Reinforcement learning (RL), which is frequently modeled as sequential learning and decision making in the face of uncertainty, is garnering growing interest in recent years due to its remarkable success in practice. In contemporary RL applications, it is increasingly more common to encounter environments with prohibitively large state and action space, thus imposing stringent requirements on the sample and computational efficiency of the RL algorithms in use. Despite the empirical success, however, the theoretical underpinnings for many popular RL algorithms remain highly inadequate even for the tabular setting.

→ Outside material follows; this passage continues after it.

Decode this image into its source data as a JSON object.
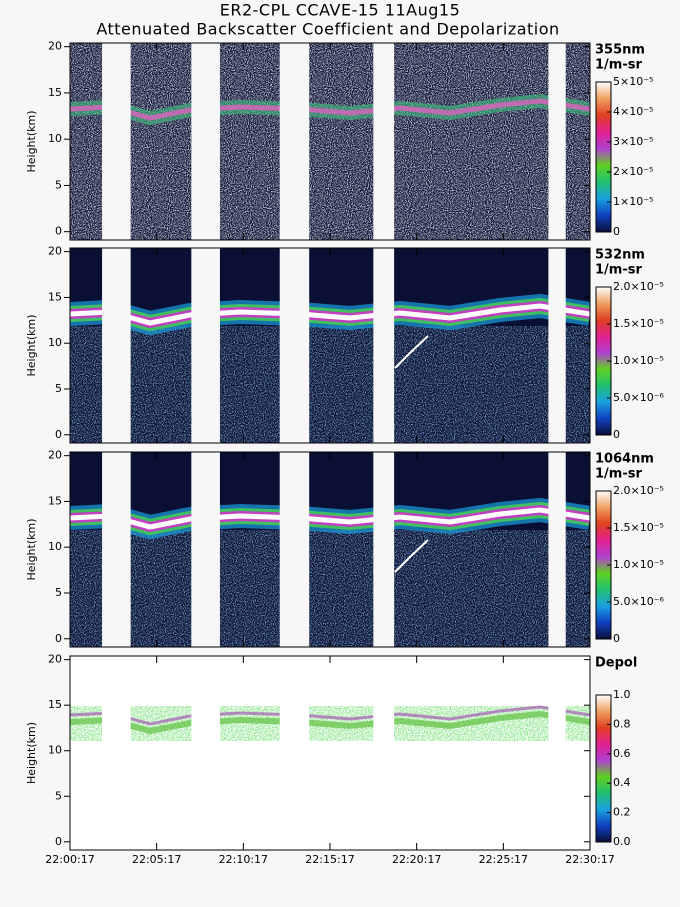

In this talk, we present two vignettes regarding the effectiveness of RL algorithms. The first vignette demonstrates that a perturbed model-based RL approach is minimax optimal under a generative model, without suffering from a sample size barrier that was present in all past work. The second vignette covers policy optimization in reinforcement learning. On the one hand, we demonstrate that the popular softmax policy gradient method can take exponential time to converge; on the other hand, employing natural policy gradients and enforcing entropy regularization provably achieve fast global convergence. These results cover two distinctive RL paradigms, and might shed light on the efficacy of these algorithms in more complicated scenarios.
Yuxin Chen is currently an assistant professor in the Department of Electrical Engineering at Princeton University, and is affiliated with Applied and Computational Mathematics, Computer Science, and Center for Statistics and Machine Learning. Prior to joining Princeton, he was a postdoctoral scholar in the Department of Statistics at Stanford University, and he completed his Ph.D. in Electrical Engineering at Stanford University. His research interests include high-dimensional statistics, mathematical optimization, and reinforcement learning. He has received the Princeton graduate mentoring award, the AFOSR Young Investigator Award, the ARO Young Investigator Award, the ICCM best paper award (gold medal), and was selected as a finalist for the Best Paper Prize for Young Researchers in Continuous Optimization.